After his illustrious career during the American Revolution, and later in the service of Russia's Catherine the Great, Jones retired to Paris in 1790. He was hoping for a commission from the French government, but his glory days had passed and his health was failing. The great historian Thomas Carlyle described the deflated hero's final years: “In faded naval uniform, Paul Jones lingers visible here; like a wine-skin from which the wine is drawn. Like the ghost of himself !” Suffering from kidney disease and bronchial pneumonia, John Paul Jones died quietly and nearly alone on July 18, 1792.
Gouverneur Morris, the American minister to France, ordered the body to be buried privately and as cheaply as possible.

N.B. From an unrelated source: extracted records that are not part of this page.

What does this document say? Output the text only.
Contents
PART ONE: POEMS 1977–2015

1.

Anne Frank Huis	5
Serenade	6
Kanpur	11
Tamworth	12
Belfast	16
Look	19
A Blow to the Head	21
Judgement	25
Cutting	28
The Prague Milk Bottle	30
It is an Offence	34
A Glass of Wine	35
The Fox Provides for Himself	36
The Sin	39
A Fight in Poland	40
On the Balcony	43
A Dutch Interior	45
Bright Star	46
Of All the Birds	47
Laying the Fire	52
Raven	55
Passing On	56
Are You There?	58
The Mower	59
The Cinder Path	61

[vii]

With an additional touch of sensitivity, he had most of the dead man's uniforms, medals, and other personal treasures auctioned off to satisfy demands on Jones's estate. Morris later tried to explain his desire to dispose of the body with minimal cost or fanfare: “Some people here who like rare shows wished him to have a pompous funeral, and I was applied to on the subject; but . . . I had no right to spend on such follies either the money of his heirs or that of the United States.”
Morris's cold frugality was ultimately circumvented by the French, who apparently thought more of the great American than did the Americans. Pierre-François Simmoneau, a royal commissary of King Louis XVI, not only paid for a decent funeral, but had the corpse preserved in alcohol and placed in a lead coffin so that “in case the United States should claim his remains, they might be more easily removed.” A dignified funeral procession wound its way through the streets of Paris to the Protestant cemetery outside the city walls. There the gathered mourners, mostly French, were exhorted by the presiding minister to imitate this “illustrious foreigner” and his contempt for danger, his devotion to his country, and “his noble heroism, which after having astonished the present age, will continue to be the object of the veneration of future generations.” While the French paid their respects to “le célèbre capitaine Paul-Jones,” Gouverneur Morris didn't bother to attend the funeral. The American minister was too busy flitting around Paris on social calls.